非常事態で高揚した状態は、しばらくすると失われる。すると、もう報道されない、助け合うこともない。せちがらい日常が戻ってくる。そのとき、我慢しにくい抑うつや疎外感が始まる*1
「助けたい」という思いは、それ自体が考察や関係を硬直させることがある。緊急時にはうまく働いても、30年そのままというわけにはいかない。


今後、「誰が当事者枠を獲得できるか」をめぐって、深刻さのつばぜり合いが始まるかもしれない。そして「当事者」は、差別や逆差別の枠組みでもある*2
誰かを特別扱いすることは、当事者概念運用による関係布置がやるべき仕事の一部にすぎない。例えばそのことを、ガタリの諸概念とともに論じるべきだと思うが*3、ここには「支援を考える人たち」の使命感が賭けられているため、たいへん難しい。
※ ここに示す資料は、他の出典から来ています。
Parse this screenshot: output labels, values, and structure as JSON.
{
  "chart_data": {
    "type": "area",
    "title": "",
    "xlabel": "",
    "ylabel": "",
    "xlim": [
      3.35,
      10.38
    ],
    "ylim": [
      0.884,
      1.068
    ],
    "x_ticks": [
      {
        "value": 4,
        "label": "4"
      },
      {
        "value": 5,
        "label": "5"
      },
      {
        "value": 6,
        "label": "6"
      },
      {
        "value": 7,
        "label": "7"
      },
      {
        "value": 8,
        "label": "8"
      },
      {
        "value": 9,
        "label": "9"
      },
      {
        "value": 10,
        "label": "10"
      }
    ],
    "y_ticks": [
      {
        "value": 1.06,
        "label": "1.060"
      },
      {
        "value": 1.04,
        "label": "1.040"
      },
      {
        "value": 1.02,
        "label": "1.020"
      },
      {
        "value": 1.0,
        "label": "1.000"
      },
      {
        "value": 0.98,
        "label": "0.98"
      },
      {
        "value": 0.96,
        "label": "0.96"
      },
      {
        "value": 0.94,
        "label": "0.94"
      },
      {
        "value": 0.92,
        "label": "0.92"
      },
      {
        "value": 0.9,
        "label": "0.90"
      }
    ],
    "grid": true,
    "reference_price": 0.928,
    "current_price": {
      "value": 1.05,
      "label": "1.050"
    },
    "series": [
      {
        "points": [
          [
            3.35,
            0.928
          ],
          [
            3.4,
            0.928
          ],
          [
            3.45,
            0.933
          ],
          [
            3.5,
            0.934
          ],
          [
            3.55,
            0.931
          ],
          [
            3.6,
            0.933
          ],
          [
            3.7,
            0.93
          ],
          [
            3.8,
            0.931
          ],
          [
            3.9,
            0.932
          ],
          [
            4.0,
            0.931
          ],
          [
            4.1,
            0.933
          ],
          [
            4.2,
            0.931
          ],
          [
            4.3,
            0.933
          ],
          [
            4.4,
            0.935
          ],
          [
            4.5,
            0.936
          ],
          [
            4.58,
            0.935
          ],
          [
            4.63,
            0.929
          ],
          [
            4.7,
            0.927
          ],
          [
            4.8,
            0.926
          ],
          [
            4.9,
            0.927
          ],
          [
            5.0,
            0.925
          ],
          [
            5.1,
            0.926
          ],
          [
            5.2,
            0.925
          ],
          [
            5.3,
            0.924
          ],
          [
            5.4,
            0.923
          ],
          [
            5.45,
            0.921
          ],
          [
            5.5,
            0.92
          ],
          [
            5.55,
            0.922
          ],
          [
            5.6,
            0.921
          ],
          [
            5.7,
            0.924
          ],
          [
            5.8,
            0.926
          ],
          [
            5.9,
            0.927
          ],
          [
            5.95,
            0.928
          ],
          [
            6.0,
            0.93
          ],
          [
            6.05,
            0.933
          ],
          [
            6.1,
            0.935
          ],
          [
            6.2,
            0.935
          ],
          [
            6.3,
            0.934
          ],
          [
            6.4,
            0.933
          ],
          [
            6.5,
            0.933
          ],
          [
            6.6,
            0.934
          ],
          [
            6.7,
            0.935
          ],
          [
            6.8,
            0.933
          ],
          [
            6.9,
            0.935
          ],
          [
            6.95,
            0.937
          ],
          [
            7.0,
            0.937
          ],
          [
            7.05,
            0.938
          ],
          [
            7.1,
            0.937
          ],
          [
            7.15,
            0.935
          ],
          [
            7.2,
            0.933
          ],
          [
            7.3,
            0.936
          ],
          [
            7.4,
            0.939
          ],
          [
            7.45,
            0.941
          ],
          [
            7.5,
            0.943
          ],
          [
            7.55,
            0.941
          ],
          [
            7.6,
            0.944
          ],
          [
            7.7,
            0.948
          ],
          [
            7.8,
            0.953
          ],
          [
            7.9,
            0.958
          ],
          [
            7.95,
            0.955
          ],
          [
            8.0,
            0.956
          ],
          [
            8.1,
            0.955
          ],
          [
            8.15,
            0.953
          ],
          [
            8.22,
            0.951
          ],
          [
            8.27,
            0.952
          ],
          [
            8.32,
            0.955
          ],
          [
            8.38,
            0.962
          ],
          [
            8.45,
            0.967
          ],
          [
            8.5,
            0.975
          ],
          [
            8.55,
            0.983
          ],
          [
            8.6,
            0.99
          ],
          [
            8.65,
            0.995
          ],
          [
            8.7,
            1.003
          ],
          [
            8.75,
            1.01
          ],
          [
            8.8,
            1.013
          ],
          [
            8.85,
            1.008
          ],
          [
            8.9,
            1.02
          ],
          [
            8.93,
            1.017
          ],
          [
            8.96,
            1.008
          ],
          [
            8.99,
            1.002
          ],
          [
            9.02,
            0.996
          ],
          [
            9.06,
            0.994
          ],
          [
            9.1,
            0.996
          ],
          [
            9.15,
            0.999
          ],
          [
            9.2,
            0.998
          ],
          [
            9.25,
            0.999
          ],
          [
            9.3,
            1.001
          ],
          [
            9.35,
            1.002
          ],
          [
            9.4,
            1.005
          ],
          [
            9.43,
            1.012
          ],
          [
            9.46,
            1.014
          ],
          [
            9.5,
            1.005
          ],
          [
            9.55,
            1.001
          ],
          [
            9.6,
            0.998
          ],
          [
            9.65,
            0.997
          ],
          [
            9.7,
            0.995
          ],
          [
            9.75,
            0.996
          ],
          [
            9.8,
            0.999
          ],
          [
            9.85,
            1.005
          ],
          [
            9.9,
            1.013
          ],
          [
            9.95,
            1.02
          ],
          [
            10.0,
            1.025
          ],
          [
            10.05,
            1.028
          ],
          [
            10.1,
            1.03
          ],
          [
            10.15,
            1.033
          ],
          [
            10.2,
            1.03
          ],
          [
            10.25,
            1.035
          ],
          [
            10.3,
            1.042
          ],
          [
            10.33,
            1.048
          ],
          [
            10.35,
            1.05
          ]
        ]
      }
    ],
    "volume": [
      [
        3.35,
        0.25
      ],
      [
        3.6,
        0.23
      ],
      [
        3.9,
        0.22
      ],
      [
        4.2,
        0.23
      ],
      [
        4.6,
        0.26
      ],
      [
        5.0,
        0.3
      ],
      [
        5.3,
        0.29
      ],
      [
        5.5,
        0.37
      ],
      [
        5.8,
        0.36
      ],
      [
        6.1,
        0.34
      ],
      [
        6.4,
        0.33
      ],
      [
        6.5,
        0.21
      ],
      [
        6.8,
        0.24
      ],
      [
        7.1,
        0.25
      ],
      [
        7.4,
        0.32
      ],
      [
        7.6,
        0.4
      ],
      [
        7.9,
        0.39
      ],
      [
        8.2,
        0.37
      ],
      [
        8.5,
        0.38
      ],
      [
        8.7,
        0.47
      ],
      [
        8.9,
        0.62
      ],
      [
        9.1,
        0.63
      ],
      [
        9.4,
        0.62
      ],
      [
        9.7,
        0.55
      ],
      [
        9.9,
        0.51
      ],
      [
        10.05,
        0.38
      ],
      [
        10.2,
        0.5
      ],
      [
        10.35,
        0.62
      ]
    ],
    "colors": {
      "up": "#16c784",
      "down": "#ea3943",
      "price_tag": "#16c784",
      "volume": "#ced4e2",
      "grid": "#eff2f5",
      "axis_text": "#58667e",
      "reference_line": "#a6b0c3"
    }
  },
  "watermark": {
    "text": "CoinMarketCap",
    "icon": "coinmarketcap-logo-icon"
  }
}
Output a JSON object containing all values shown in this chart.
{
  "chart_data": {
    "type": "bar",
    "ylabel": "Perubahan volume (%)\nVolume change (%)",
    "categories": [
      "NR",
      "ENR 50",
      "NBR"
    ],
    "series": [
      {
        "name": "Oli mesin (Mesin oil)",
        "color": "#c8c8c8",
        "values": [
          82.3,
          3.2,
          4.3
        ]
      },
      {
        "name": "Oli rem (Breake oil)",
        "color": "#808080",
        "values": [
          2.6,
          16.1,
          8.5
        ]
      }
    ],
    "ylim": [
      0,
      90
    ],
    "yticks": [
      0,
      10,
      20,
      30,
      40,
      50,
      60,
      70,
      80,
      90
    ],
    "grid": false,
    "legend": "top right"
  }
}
間違ったまま硬直した当事者論が、主観や関係性を委縮させている。それは積もり積もって、マクロにも影響を与える。逆にいうと、私たちの主観や関係性をいつの間にか設計している当事者概念を考え直すことが、重大な支援事業になる。

非日常な時間は、私たちに主権の感覚を思い出させる。ルーチンの破綻が、誰かを当事者にする*4――そのことを、日常に繰り込めないか。受動的に湧いてくる分析プロセスを生き直すことで、主観性と関係性が、別の時間を生きられないか。


・・・・と、これだけ記しても、何をしたことにもならないと思う。残りの人生の課題にしたい。



*1:孤独死」という言葉は、阪神・淡路大震災から二カ月ほどたって使われ始めた。 額田勲『孤独死―被災地神戸で考える人間の復興』p.46 によると、1995年4月5日の神戸新聞の記事以後、この単語が広がりを見せている。

*2:上野千鶴子・中西正司『当事者主権 (岩波新書 新赤版 (860))』は、この問題をまったく扱えていない。 「当事者」を名詞形で固定し、議論が展開されている。

*3:cf.山森裕毅id:impuissance「フェリックス・ガタリにおける記号論の構築(1)」(大阪大学大学院人間科学研究科『年報人間科学』第32号,2011年3月,pp.153-171 掲載)。 「アジャンスマン」「ダイアグラム」といったガタリの概念では、努力が編成されるプロセスのありかたが問題になっている。 山森氏はこの論考で、そうした議論の基礎に記号論があると整理されている(参照)。

*4:「例外状況に決定を下すのが主権者」という、カール・シュミット政治神学』の議論を参照できる。